Australian energy firm AGL confirmed that it had received a preliminary and non-binding offer to acquire all the shares in AGL at $7.5 (US$5.38) per share from investment firm Brookfield and tech billionaire Mike Cannon-Brookes— who has pledged over $500 million (US$360 million) in personal funds to fight climate change.
In response, AGL Energy’s board issued a media release on Feb. 21 saying that the takeover bid undervalued the company on the basis of a change of control in AGL and was not in the best interest of its shareholders.
“The proposal does not offer an adequate premium for a change of control and is not in the best interests of AGL Energy shareholders,” AGL Energy Chairman Peter Botten said.
However, Cannon-Brookes, the co-founder and co-CEO of software company Atlassian, and Brookfield were not willing to give up yet.
“There’s always a back and forth in these things,” Cannon-Brookes told ABC Radio in Sydney.
“We'll continue to work with them (AGL) and continue to talk with shareholders about why we believe our path for the company is a better one.”
The bid represented a 4.7 per cent premium to AGL’s closing share price of $7.16 (US$5.13) on Feb.18. At that point in time, the company had a market value of around $5 billion (US$3.59 billion).
The AGL’s board emphasised that it would proceed with the original plan to break down the current company into energy retailer AGL Australia and electricity generator Accel Energy by June 30.

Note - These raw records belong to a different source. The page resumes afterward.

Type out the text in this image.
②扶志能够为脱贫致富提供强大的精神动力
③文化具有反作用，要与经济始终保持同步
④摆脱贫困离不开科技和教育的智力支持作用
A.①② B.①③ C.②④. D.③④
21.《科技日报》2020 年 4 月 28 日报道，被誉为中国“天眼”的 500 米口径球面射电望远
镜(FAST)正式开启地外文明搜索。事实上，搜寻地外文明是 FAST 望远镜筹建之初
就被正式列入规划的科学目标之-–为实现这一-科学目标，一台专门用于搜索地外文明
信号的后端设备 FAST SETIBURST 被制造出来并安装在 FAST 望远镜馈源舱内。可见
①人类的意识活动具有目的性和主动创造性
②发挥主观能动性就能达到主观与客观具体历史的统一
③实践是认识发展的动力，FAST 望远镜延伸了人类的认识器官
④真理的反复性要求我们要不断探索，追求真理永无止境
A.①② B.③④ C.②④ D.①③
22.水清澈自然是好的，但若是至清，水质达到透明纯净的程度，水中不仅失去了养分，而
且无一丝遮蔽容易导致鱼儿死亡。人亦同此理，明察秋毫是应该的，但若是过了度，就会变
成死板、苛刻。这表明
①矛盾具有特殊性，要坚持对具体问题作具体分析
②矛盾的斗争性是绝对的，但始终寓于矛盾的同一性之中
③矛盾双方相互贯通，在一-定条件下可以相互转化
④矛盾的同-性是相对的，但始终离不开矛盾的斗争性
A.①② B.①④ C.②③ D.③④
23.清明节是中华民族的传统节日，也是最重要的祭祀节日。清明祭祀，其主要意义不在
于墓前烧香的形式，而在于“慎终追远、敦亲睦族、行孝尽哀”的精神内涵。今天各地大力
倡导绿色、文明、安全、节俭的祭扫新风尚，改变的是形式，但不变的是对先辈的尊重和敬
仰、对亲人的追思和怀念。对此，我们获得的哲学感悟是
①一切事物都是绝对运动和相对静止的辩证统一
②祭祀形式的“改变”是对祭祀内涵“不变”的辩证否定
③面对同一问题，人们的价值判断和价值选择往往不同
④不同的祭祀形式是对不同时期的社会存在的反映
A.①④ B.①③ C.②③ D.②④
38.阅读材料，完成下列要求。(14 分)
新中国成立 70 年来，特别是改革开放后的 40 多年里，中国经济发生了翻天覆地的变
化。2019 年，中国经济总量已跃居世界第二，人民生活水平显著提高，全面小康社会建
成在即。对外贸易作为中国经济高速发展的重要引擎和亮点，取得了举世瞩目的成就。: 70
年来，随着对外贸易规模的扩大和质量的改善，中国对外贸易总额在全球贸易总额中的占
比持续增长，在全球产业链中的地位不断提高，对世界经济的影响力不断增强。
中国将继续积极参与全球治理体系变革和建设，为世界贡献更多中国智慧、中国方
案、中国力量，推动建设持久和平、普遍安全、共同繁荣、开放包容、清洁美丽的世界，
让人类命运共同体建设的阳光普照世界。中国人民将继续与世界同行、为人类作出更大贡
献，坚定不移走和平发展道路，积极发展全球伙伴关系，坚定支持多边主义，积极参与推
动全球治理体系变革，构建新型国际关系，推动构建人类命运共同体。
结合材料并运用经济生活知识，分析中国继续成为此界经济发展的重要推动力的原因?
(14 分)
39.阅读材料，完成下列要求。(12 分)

“Under the unsolicited proposal, the board believes AGL Energy shareholders would be forgoing the opportunity to realise potential future value via AGL Energy’s proposed demerger as both proposed organisations pursue decisive actions on decarbonisation,” Botton said in a statement.
Both AGL Australia and Accel Energy have received their carbon emissions reductions targets; however, the two entities are not likely to be able to achieve them in more than ten years.

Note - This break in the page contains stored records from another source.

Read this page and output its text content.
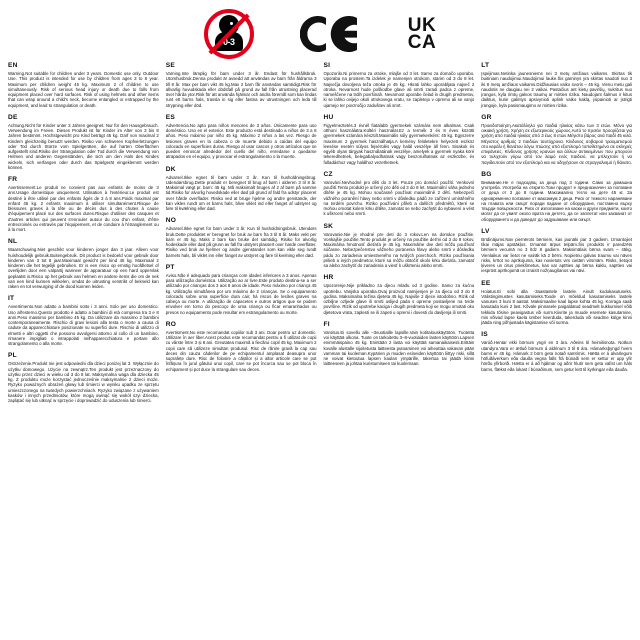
0-3
UK
CA
EN
Warning.Not suitable for children under 3 years. Domestic use only. Outdoor Use. This product is intended for use by children from ages 3 to 8 year. Maximum per children weight 45 kg. Maximum 2 of children to use simultaneously. Risk of serious head injury or death due to falls from equipment placed over hard surfaces. Risk of using helmets and other items that can wrap around a child's neck, become entangled or entrapped by the equipment, and lead to strangulation or death.
DE
Achtung.Nicht für Kinder unter 3 Jahren geeignet. Nur für den Hausgebrauch. Verwendung im Freien. Dieses Produkt ist für Kinder im Alter von 3 bis 8 Jahren bestimmt. Höchstgewicht pro Kind beträgt 45 kg. Darf von maximal 2 Kindern gleichzeitig benutzt werden. Risiko von schweren Kopfverletzungen oder Tod durch Stürze vom Spielgeräten, die auf harten Oberflächen aufgestellt sind.Risiko der Strangulation oder Tod durch die Verwendung von Helmen und anderen Gegenständen, die sich um den Hals des Kindes wickeln, sich verfangen oder durch das Spielgerät eingeklemmt werden können.
FR
Avertissement.Le produit ne convient pas aux enfants de moins de 3 ans.Usage domestique uniquement. Utilisation à l'extérieur.Le produit est destiné à être utilisé par des enfants âgés de 3 à 8 ans.Poids maximal par enfant 45 kg. 2 enfants maximum à utiliser simultanément.Risque de blessures graves à la tête ou de décès dus à des chutes à cause d'équipement placé sur des surfaces dures.Risque d'utiliser des casques et d'autres articles qui peuvent s'enrouler autour du cou d'un enfant, d'être entrecroisés ou entravés par l'équipement, et de conduire à l'étranglement ou à la mort.
NL
Waarschuwing.Niet geschikt voor kinderen jonger dan 3 jaar. Alleen voor huishoudelijk gebruik.Buitengebruik. Dit product is bedoeld voor gebruik door kinderen van 3 tot 8 jaar.Maximaal gewicht per kind 45 kg. Maximaal 2 kinderen die het tegelijk gebruiken. Er is een risico op ernstig hoofdletsel of overlijden door een valpartij wanneer de apparatuur op een hard oppervlak geplaatst is.Risico op het gebruik van helmen en andere items die om de nek van een kind kunnen wikkelen, omdat de uitrusting verstrikt of bekneld kan raken en tot verwurging of de dood kunnen leiden.
IT
Avvertimento.Non adatto a bambini sotto i 3 anni. Solo per uso domestico. Uso all'esterno.Questo prodotto è adatto a bambini di età compresa tra 3 e 8 anni.Peso massimo per bambino 45 kg. Da utilizzare da massimo 2 bambini contemporaneamente. Rischio di gravi lesioni alla testa o morte a causa di cadute da apparecchiature posizionate su superfici dure. Rischio di utilizzo di elmetti e altri oggetti che possono avvolgersi attorno al collo di un bambino, rimanere impigliati o intrappolati nell'apparecchiatura e portare allo strangolamento o alla morte.
PL
Ostrzeżenie.Produkt nie jest odpowiedni dla dzieci poniżej lat 3. Wyłącznie do użytku domowego. Użycie na zewnątrz.Ten produkt jest przeznaczony do użytku przez dzieci w wieku od 3 do 8 lat. Maksymalna waga dla dziecka 45 kg. Z produktu może korzystać jednocześnie maksymalnie 2 dzieci może. Ryzyko poważnych obrażeń głowy lub śmierci w wyniku upadku ze sprzętu umieszczonego na twardych powierzchniach. Ryzyko związane z używaniem kasków i innych przedmiotów, które mogą owinąć się wokół szyi dziecka, zaplątać się lub utknąć w sprzęcie i doprowadzić do uduszenia lub śmierci.
SE
Varning.Inte lämplig för barn under 3 år. Endast för hushållsbruk. Utomhusbruk.Denna produkt är avsedd att användas av barn från åldrarna 3 till 8 år. Max per barn vikt 45 kg.Max 2 barn får användas samtidigt.Risk för allvarlig huvudskada eller dödsfall på grund av fall från utrustning placerad över hårda ytor.Risk för att använda hjälmar och andra föremål som kan lindas runt ett barns hals, trassla in sig eller fastna av utrustningen och leda till strypning eller död.
ES
Advertencia.No apto para niños menores de 3 años. Únicamente para uso doméstico. Uso en el exterior. Este producto está destinado a niños de 3 a 8 años. Peso máximo por niño 45 kg. Máximo 2 niños a las vez. Riesgo de lesiones graves en la cabeza o de muerte debido a caídas del equipo colocado en superficies duras. Riesgo al usar cascos y otros artículos que se pueden enroscar alrededor del cuello del niño, enredarse o quedarse atrapados en el equipo, y provocar el estrangulamiento o la muerte.
DK
Advarsel.Ikke egnet til børn under 3 år. Kun til husholdningsbrug. Udendørsbrug.Dette produkt er beregnet til brug af børn i alderen 3 til 8 år. Maksimal vægt pr. barn: 45 kg. Må maksimalt bruges af 2 af børn på samme tid.Risiko for alvorlig hovedskade eller død på grund af fald fra udstyr placeret over hårde overflader. Risiko ved at bruge hjelme og andre genstande, der kan vikles rundt om et barns hals, blive viklet ind eller fanget af udstyret og føre til kvælning eller død.
NO
Advarsel.Ikke egnet for barn under 3 år. Kun til husholdningsbruk. Utendørs bruk.Dette produktet er beregnet for bruk av barn fra 3 til 8 år. Maks vekt per barn er 45 kg. Maks 2 barn kan bruke det samtidig. Risiko for alvorlig hodeskade eller død på grunn av fall fra utstyret plassert over harde overflater. Risiko ved bruk av hjelmer og andre gjenstander som kan vikle seg rundt barnets hals, bli viklet inn eller fanget av utstyret og føre til kvelning eller død.
PT
Aviso.Não é adequado para crianças com idades inferiores a 3 anos. Apenas para utilização doméstica. Utilização ao ar livre.Este produto destina-se a ser utilizado por crianças dos 3 aos 8 anos de idade. Peso máximo por criança 45 kg. Utilização simultânea por um máximo de 2 crianças. Se o equipamento colocado sobre uma superfície dura cair, há riscos de lesões graves na cabeça ou morte. A utilização de capacetes e outros artigos que se podem envolver em torno do pescoço de uma criança ou ficar emaranhados ou presos no equipamento pode resultar em estrangulamento ou morte.
RO
Avertisment.Nu este recomandat copiilor sub 3 ani. Doar pentru uz domestic. Utilizare în aer liber.Acest produs este recomandat pentru a fi utilizat de copii cu vârste între 3 și 8 ani. Greutatea maximă a fiecărui copil 45 kg. Maximum 2 copii care să utilizeze simultan produsul. Risc de rănire gravă la cap sau deces din cauza căderilor de pe echipamentul amplasat deasupra unor suprafețe dure. Risc de folosire a căștilor și a altor articole care se pot înfășura în jurul gâtului unui copil, care se pot încurca sau se pot bloca în echipament și pot duce la strangulare sau deces.
SI
Opozorilo.Ni primerno za otroke, mlajše od 3 let. Samo za domačo uporabo. Uporaba na prostem.Ta izdelek je namenjen otrokom, starim od 3 do 8 let. Največja dovoljena teža otroka je 45 kg. Hkrati lahko uporabljata največ 2 otroka. Nevarnost hude poškodbe glave ali smrti zaradi padca z opreme, nameščene na trdih površinah. Nevarnost uporabe čelad in drugih predmetov, ki se lahko ovijejo okoli otrokovega vratu, se zapletejo v opremo ali se vanjo ujamejo ter povzročijo zadušitev ali smrt.
HU
Figyelmeztetés.3 évnél fiatalabb gyermekek számára nem alkalmas. Csak otthoni használatra.Kültéri használat.Ez a termék 3 és 8 éves közötti gyermekek számára készült.Maximális súly gyermekenként: 45 kg. Egyszerre maximum 2 gyermek használhatja.A kemény felületekre helyezett eszköz leesése esetén súlyos fejsérülés vagy halál veszélye áll fenn. Sisakok és egyéb olyan tárgyak használatának veszélye, amelyek a gyermek nyaka köré tekeredhetnek, belegabalyodhatnak vagy beszorulhatnak az eszközbe, és fulladáshoz vagy halálhoz vezethetnek.
CZ
Varování.Nevhodné pro děti do 3 let. Pouze pro domácí použití. Venkovní použití.Tento produkt je určený pro děti od 3 do 8 let. Maximální váha jednoho dítěte je 45 kg. Mohou současně používat maximálně 2 dětí. Nebezpečí vážného poranění hlavy nebo smrti v důsledku pádů ze zařízení umístěného na tvrdém povrchu. Riziko používání přileb a dalších předmětů, které se mohou omotat kolem krku dítěte, zamotat se nebo zachytit do vybavení a vést k uškrcení nebo smrti.
SK
Varovanie.Nie je vhodné pre deti do 3 rokov.Len na domáce použitie. Vonkajšie použitie.Tento produkt je určený na použitie deťmi od 3 do 8 rokov. Maximálna hmotnosť dieťaťa je 45 kg. Maximálne dve deti môžu používať súčasne. Nebezpečenstvo vážneho poranenia hlavy alebo smrti v dôsledku pádu zo zariadenia umiestneného na tvrdých povrchoch. Riziko používania prilieb a iných predmetov, ktoré sa môžu obtočiť okolo krku dieťaťa, zamotať sa alebo zachytiť do zariadenia a viesť k uškrteniu alebo smrti.
HR
Upozorenje.Nije prikladno za djecu mlađu od 3 godine. Samo za kućnu upotrebu. Vanjska uporaba.Ovaj proizvod namijenjen je za djecu od 3 do 8 godina. Maksimalna težina djeteta 45 kg. Najviše 2 djece istodobno. Rizik od ozbiljne ozljede glave ili smrti uslijed pada s opreme postavljene na tvrde površine. Rizik od upotrebe kaciga i drugih predmeta koji se mogu omotati oko djetetova vrata, zaplesti se ili zapeti u opremi i dovesti do davljenja ili smrti.
FI
Varoitus.Ei sovellu alle –3vuotiaille lapsille.Vain kotitalouskäyttöön. Tuotetta voi käyttää ulkona. Tuote on tarkoitettu 3–8-vuotiaiden lasten käyttöön.Lapsen enimmäispaino 45 kg. Enintään 2 lasta voi käyttää samanaikaisesti.Erittäin kovalle alustalle sijoitetusta laitteesta putoaminen voi aiheuttaa vakavan pään vamman tai kuoleman.Kypärien ja muiden esineiden käyttöön liittyy riski, sillä ne voivat kietoutua lapsen kaulan ympärille, takertua tai jäädä kiinni laitteeseen ja johtaa kuristumiseen tai kuolemaan.
LT
Įspėjimas.Netinka jaunesniems nei 3 metų amžiaus vaikams. Skirtas tik buitiniam naudojimui.Naudojimui lauke.Šis gaminys yra skirtas naudoti nuo 3 iki 8 metų amžiaus vaikams.Didžiausias vaiko svoris – 45 kg. Vienu metu gali naudotis ne daugiau nei 2 vaikai. Pastačius ant kietų paviršių, nukritus nuo įrangos, kyla rimtų galvos traumų ar mirties rizika. Naudojant šalmus ir kitus daiktus, kurie galintys apsivynioti aplink vaiko kaklą, įsipainioti ar įstrigti įrangoje, kyla pasismaugimo ar mirties rizika.
GR
Προειδοποίηση.Ακατάλληλο για παιδιά ηλικίας κάτω των 3 ετών. Μόνο για οικιακή χρήση. Χρήση σε εξωτερικούς χώρους.Αυτό το προϊόν προορίζεται για χρήση από παιδιά ηλικίας από 3 έως 8 ετών.Μέγιστο βάρος ανά παιδί 45 κιλά. Μέγιστος αριθμός 2 παιδιών ταυτόχρονα. Κίνδυνος σοβαρού τραυματισμού στο κεφάλι ή θανάτου λόγω πτώσης από εξοπλισμό τοποθετημένο σε σκληρές επιφάνειες. Κίνδυνος χρήσης κρανών και άλλων αντικειμένων που μπορούν να τυλιχτούν γύρω από τον λαιμό ενός παιδιού, να μπλεχτούν ή να παγιδευτούν από τον εξοπλισμό και να οδηγήσουν σε στραγγαλισμό ή θάνατο.
BG
Внимание.Не е подходящ за деца под 3 години. Само за домашна употреба. Употреба на открито.Този продукт е предназначен за ползване от деца от 3 до 8 години. Максимално тегло на дете 45 кг. За едновременно ползване от максимум 2 деца. Риск от тежкото нараняване на главата или смърт поради падане от оборудване, поставено върху твърди повърхности. Риск от използване на каски и други предмети, които могат да се увият около врата на детето, да се заплетат или захванат от оборудването и да доведат до задушаване или смърт.
LV
Brīdinājums.Nav piemērots bērniem, kas jaunāki par 3 gadiem. Izmantojiet tikai mājas apstākļos. Izmantot ārpus telpām.Šis produkts ir paredzēts bērniem vecumā no 3 līdz 8 gadiem. Maksimālais bērna svars – 45kg. Vienlaikus var lietot ne vairāk kā 2 bērni. Nopietnu galvas traumu vai nāves risks, krītot no aprīkojuma, kas novietots virs cietām virsmām. Risks, lietojot ķiveres un citus priekšmetus, kas var aptīties ap bērna kaklu, sapīties vai iesprūst aprīkojumā un izraisīt nožņaugšanos vai nāvi.
EE
Hoiatus.Ei sobi alla -3aastastele lastele. Ainult kodukasutuseks. Välistingimustes kasutamiseks.Toode on mõeldud kasutamiseks lastele vanuses 3 kuni 8 aastat. Maksimaalne kaal lapse kohta 45 kg. Korraga saab kasutada kuni 2 last. Kõvale pinnasele paigaldatud seadmelt kukkumisel võib tekkida tõsine peavigastus või surm.Kiivrite ja muude esemete kasutamine, mis võivad lapse kaela ümber keerduda, takerduda või seadme külge kinni jääda ning põhjustada kägistamise või surma.
IS
Varúð.Hentar ekki börnum yngri en 3 ára. Aðeins til heimilisnota. Notkun utandyra.Vara er ætluð börnum á aldrinum 3 til 8 ára. Hámarksþyngd hvers barns er 45 kg. Hámark 2 börn geta notað samtímis. Hætta er á alvarlegum höfuðáverkum eða dauða vegna falls frá búnaði sem er settur er upp yfir hörðu yfirborði. Hætta er á að hjálmar og aðrir hlutir sem geta vafist um háls barns, flækst eða lokast í búnaðinum, sem getur leitt til kyrkingar eða dauða.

AGL Australia is anticipated to reduce its carbon emissions by 50 percent in 2030, while Accel Energy’s deadline to slash 55-60 percent of its emissions is 2034.
In addition, Accel Energy will have to shut down the Loy Yang A power station in Victoria three years ahead of the previous deadline of 2048 and bring forward the closure of the Bayswater power station in the NSW Hunter region to 2033, from 2035 previously.

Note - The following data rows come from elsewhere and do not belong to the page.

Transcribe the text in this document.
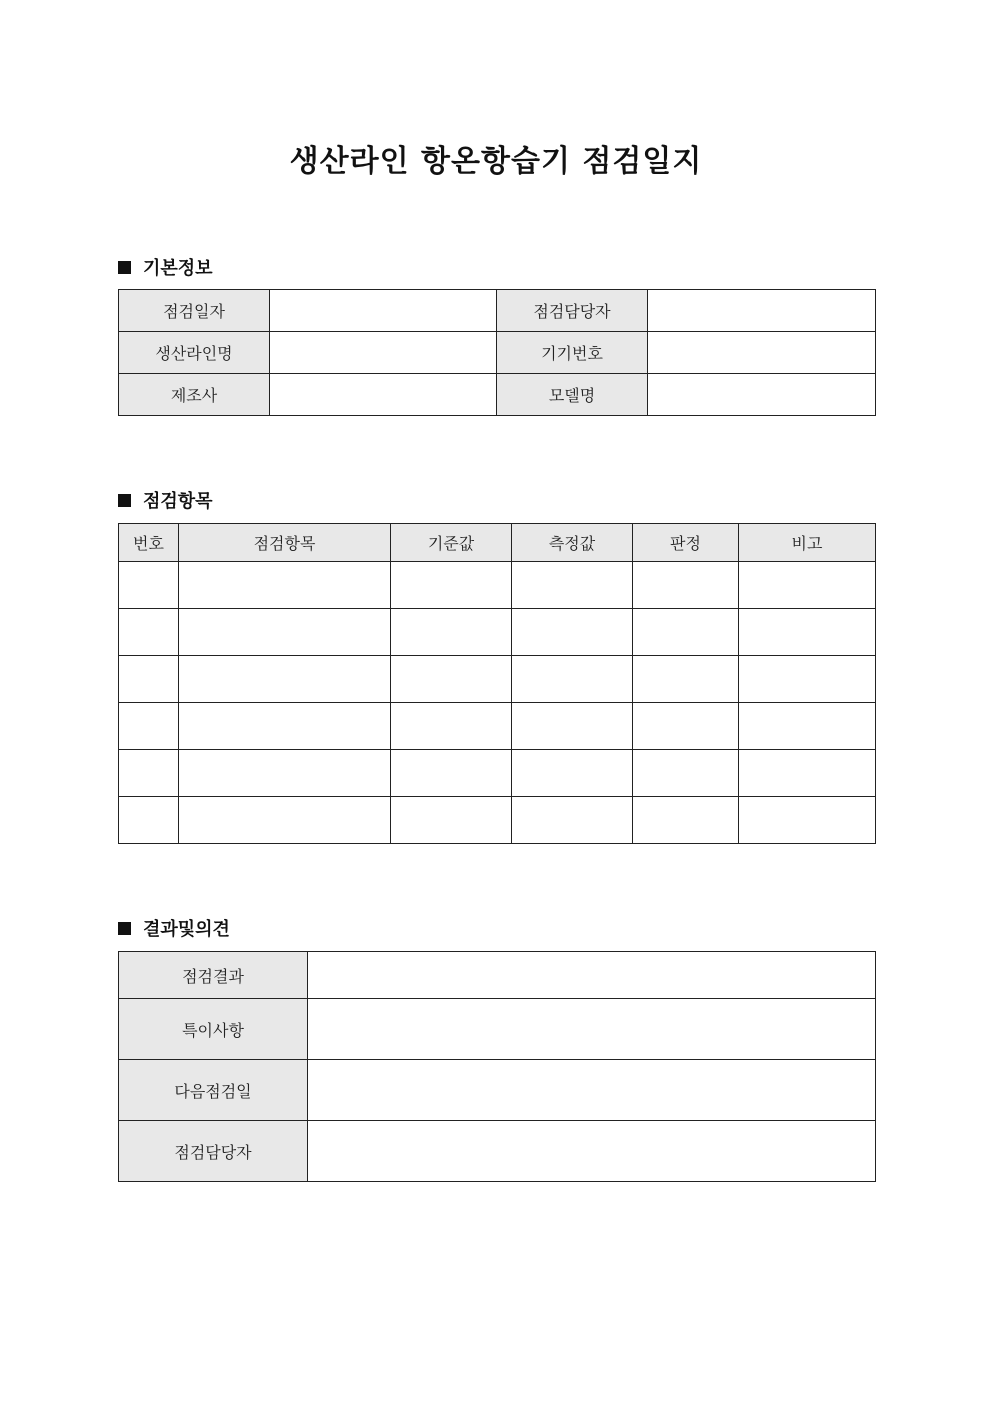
생산라인 항온항습기 점검일지
기본정보
점검일자		점검담당자	
생산라인명		기기번호	
제조사		모델명	
점검항목
번호	점검항목	기준값	측정값	판정	비고

결과및의견
점검결과	
특이사항	
다음점검일	
점검담당자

The move by Accel Energy to close the two coal-fired power stations ahead of time is in line with the accelerated trend of energy transition in the sector to catch up with policymakers and regulators.
Nevertheless, Cannon-Brookes disagreed with AGL on the demerger.
He told the ABC that he did not believe it was wise to demerge the energy company and that the consortium led by Brookfield could decarbonise AGL’s business much faster.
“The company does not have the capital to fund that transition,” Cannon-Brookes said.
“And as a public company, it can’t do it as fast as we could do it as a private company, and that spread creates reliability and stability.”
Cannon-Brookes said the prospect of AGL’s demerger plan was not favourable for the climate, the Australian economy, and the company’s customers and shareholders.
“It’s the largest emitter in Australia, but it also has a huge potential opportunity to be a big part of decarbonisation,” he said.
“It’s not just the purchase of the company itself. It’s the extra $20 billion in the capital the consortium wants to bring in to fund AGL’s transition.”
The takeover offer came more than ten days after the release of AGL’s first-half results for the 2021/22 financial year.
The energy company reported achieving a first-half net profit of $555 million after suffering a net loss of $2.06 billion (US$1.48 billion) in 2021 due to long-term off-take agreements between AGL and wind farm developers over a decade ago.